私が住んでいた埼玉県和光市にある一直線に並ぶ団地の中心(丁度、中央には給水塔と集会所がある)から右斜め35度に延びる道があった。その道をしばらく行くと「ニセ富士」と呼ばれる小高い富士山型の小山があった。頂上に登る道がきちんとセメントで作られており、その周りには溶岩のような岩が並んでいたような気がする。というか全体が溶岩で作られたような感じだった。あの頃の歳は何をしても面白かった・・・・小学校1-3年生位だったろうか。単なるそんな山でも飽きずに毎日上ったり降りたりして遊んだものだ。

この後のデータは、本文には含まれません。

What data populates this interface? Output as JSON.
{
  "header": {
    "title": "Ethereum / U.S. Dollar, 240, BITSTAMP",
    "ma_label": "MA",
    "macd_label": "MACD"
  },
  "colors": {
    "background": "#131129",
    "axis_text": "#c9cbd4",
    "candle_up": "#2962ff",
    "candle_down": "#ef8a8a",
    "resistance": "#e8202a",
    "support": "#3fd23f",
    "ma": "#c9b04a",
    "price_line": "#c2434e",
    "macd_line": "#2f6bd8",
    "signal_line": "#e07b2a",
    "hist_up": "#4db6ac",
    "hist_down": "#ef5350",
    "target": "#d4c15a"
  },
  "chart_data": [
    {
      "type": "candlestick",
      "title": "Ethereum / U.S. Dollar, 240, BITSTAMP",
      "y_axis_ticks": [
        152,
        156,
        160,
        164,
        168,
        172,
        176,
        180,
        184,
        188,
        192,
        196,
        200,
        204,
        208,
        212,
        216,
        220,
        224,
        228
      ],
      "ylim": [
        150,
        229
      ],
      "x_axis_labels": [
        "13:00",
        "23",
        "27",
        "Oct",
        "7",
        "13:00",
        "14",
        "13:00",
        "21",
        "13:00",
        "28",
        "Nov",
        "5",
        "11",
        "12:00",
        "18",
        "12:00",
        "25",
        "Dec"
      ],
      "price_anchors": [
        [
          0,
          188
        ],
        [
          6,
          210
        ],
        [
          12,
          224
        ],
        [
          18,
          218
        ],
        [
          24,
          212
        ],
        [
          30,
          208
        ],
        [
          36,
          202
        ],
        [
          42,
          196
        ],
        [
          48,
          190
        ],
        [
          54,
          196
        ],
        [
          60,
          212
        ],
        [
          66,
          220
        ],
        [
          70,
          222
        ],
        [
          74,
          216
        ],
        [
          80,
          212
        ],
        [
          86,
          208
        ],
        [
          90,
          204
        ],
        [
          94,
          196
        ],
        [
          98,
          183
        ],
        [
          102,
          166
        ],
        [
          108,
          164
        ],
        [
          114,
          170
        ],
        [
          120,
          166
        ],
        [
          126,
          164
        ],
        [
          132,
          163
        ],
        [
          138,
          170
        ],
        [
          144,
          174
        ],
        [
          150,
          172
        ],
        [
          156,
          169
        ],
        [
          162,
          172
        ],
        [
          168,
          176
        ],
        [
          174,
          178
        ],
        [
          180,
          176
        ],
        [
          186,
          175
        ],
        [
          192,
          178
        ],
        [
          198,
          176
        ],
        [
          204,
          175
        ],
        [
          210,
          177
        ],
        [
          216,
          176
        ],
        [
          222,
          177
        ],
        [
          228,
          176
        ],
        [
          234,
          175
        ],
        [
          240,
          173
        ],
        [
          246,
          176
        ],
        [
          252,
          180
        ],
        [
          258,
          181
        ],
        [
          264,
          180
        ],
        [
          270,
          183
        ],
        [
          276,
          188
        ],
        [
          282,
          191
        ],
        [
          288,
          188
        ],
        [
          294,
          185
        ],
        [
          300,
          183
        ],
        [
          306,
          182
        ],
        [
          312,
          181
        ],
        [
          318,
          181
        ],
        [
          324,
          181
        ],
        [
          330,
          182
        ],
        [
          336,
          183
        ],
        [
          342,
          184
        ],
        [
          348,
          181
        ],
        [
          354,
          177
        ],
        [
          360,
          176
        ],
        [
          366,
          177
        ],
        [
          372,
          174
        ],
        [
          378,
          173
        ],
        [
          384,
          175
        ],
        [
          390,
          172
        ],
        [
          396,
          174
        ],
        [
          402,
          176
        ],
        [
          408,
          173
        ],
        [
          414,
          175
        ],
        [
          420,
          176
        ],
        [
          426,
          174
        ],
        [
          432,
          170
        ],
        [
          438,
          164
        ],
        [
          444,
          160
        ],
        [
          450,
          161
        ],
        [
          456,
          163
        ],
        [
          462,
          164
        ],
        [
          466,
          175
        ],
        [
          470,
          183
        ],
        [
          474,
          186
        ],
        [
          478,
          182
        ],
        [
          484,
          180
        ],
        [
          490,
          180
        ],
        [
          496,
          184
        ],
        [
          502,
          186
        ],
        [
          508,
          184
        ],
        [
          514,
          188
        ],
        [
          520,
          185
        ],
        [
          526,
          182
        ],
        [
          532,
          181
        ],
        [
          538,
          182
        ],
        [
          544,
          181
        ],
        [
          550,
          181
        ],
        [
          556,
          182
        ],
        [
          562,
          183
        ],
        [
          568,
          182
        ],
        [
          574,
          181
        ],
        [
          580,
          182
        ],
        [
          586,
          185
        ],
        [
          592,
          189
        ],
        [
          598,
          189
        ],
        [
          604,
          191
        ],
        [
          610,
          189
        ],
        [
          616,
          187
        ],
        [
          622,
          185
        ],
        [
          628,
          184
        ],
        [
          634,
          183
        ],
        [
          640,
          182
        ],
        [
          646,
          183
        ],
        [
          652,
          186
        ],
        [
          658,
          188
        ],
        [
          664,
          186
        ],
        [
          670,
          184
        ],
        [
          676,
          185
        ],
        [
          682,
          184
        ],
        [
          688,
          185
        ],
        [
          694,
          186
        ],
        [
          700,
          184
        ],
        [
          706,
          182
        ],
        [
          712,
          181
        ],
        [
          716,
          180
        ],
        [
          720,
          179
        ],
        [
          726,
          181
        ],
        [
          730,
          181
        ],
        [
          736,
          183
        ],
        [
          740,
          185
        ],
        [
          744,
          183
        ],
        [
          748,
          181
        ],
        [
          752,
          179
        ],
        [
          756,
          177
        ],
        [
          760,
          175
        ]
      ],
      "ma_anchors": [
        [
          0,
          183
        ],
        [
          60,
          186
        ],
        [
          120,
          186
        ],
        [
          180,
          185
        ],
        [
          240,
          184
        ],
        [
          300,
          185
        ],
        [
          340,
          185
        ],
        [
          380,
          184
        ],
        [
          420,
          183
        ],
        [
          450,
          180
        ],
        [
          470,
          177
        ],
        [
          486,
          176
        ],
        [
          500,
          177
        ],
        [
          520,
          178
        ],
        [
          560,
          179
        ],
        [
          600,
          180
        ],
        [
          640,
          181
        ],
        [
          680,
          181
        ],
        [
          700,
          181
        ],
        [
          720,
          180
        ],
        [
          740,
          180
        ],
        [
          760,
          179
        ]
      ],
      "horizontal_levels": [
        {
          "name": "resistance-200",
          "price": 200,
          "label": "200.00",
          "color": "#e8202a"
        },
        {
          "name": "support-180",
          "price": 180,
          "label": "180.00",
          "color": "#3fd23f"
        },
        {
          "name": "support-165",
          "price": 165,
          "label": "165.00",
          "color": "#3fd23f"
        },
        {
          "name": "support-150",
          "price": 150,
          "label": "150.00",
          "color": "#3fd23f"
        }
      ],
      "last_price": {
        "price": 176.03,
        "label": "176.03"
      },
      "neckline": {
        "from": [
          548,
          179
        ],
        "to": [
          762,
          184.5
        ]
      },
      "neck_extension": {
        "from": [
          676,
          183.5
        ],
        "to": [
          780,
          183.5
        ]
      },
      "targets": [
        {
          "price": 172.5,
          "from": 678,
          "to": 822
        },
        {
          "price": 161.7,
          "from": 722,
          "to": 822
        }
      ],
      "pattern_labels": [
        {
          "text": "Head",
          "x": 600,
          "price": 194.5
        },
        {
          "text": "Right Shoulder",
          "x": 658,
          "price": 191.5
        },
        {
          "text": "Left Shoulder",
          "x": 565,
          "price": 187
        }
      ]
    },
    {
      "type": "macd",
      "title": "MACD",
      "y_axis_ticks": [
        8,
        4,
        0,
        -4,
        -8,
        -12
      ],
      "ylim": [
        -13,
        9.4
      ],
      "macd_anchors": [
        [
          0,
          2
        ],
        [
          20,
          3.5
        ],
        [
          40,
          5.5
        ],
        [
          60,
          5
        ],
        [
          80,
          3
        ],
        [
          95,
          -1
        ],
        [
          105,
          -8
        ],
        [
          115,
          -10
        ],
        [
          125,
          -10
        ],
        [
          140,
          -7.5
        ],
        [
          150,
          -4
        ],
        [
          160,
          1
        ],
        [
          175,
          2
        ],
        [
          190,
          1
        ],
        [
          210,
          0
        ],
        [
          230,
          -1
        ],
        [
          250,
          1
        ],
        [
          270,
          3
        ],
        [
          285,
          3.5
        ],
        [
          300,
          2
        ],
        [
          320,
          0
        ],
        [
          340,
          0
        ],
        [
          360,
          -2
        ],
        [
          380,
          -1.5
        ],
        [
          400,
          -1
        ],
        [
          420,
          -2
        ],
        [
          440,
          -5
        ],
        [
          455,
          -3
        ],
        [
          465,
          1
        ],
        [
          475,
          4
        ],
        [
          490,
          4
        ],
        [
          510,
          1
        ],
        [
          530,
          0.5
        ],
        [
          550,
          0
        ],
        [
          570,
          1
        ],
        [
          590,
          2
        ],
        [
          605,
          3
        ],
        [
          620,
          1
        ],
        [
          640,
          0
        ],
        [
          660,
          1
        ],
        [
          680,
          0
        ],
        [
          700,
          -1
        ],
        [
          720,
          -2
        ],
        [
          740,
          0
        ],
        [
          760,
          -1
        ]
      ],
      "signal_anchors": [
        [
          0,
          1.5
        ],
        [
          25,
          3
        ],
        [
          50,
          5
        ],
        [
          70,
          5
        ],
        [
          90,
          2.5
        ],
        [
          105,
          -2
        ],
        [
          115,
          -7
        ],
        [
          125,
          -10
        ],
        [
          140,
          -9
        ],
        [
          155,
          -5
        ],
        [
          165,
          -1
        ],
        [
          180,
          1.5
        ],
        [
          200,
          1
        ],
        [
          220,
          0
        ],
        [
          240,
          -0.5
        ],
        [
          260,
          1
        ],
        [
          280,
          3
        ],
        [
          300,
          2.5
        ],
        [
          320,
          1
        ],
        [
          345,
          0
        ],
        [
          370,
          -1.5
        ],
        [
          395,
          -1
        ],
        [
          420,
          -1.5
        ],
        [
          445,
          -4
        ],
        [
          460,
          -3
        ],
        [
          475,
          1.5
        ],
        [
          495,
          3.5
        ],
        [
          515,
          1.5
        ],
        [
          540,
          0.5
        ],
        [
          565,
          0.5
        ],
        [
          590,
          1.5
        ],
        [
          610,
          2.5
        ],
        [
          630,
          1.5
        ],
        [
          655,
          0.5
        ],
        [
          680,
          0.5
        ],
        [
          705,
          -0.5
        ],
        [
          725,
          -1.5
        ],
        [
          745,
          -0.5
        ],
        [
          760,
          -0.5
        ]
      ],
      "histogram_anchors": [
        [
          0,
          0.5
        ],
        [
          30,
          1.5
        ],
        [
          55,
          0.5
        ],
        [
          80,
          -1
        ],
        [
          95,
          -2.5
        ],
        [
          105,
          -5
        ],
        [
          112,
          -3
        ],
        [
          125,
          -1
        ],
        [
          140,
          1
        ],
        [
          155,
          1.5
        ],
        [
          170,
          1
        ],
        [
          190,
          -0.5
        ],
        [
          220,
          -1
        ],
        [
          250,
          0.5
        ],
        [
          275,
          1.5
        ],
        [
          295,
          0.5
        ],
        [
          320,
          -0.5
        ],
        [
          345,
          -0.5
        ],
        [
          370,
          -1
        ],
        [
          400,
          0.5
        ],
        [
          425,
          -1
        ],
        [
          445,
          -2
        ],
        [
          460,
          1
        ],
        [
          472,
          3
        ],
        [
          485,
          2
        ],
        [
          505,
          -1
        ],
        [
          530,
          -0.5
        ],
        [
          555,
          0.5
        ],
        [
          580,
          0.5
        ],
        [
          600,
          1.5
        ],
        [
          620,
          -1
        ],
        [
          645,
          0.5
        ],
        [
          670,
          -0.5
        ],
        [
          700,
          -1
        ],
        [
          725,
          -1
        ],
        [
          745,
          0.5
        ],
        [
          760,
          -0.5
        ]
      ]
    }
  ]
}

ただ今の子供達を見ているとその辺の感覚が少し違うような気がする。うちの子供達にしても、暇さえあればコンピューターをいじったり、PSPで遊んだりしている。もっと不思議なのが友達と遊ぶといいながら部屋でPSPを使って遊んでいる。2人とも黙々とPSPをしてる。2人でひとつのゲームを仲良く順番に使っているのならまだ許されるが、2人が2つのゲーム機をそれぞれ持ち、遊んでいるあの光景を見るとゾッとする。他の人とコミュニケーションをとる場合は言葉やボディーランゲージなんて彼らは使わない。PCやゲームを使ってテキストメッセージや画面を使って自分の意思を伝達しようとする。確かに何かしらの伝達は出来るが、細かいニュアンスや言葉の強弱で読み取る感情なんて伝わらない。こんな子供達がこれから社会を背負っていくなんて思うと、年老いてく私達を平気で姥捨て山にSUVのカーゴスペースとかに積んで捨てられそうだ。そうなる前に彼らにもっと違った生活を知ってほしいという気になる。
私自身、昭和39年生まれだがあの頃はまだ日本も貧しく、家の中で遊ぶ道具も多くなかった時期だった。コンピューターもなければNINTENDOもない。遊ぶといったらただ野原を駆け回るか、自転車で走り回る、鬼ごっこをするか、「だるまさんが転んだ!」をするぐらいだった。家で遊べるゲームとしては「人生ゲーム」かなり屋内で遊ぶゲームとしては流行だったと記憶する。季節によってもその時々のブームが子供たちの間で駆け回る。正月には凧揚げ、独楽、張るには土筆を取ったり、夏にはまだ薄暗い中から森に出かけカブトムシ、クワガタ採り。あの頃はそんな季節の変化にあわせて色々なイベントがありたわいもないことがなぜだか楽しかった。今との生活を考えると本当に何もなかったが楽しかった。何かが感動を呼び起こした。大きな岩から岩へのジャンプでさえ、本当は怖いけど、何とか飛べたときに世界を制覇するぐらいの勢いを自分の中に感じた。たかだか岩から岩へのジャンプなのに・・・。こんなことでいいからうちの子供たちに少しでも体験して欲しいし、遊びを通して自然に触れて欲しい。サイパンに在住しているのだから自然ばかりなはずだが、私自身この環境で育ったわけではないので少々勝手がわからない部分が多すぎてこのサイパンの自然から子供達に何を伝えたらいいのかが分からない。やはり自分が子供のときに感じた何かを伝えるには日本の環境でないと子供達に伝えるべきことを伝えられないような気がする。
今年の6月に2週間ばかり日本へ休暇で子供達を連れて帰る予定だ。帰ったらあのニセ富士に子供達を連れて行ってみようかと思う。あそこで子供達が何を感じるか・・・自分が子供のときみたいに遊んでくれるだろうか?うちの子供たちは残念ながら日本語が分からないから言葉で感動を伝えることは非常に難しい。彼らが見て、聞いて、触って、感じることが30年以上も前の私の感じたことと同じだといいのだが。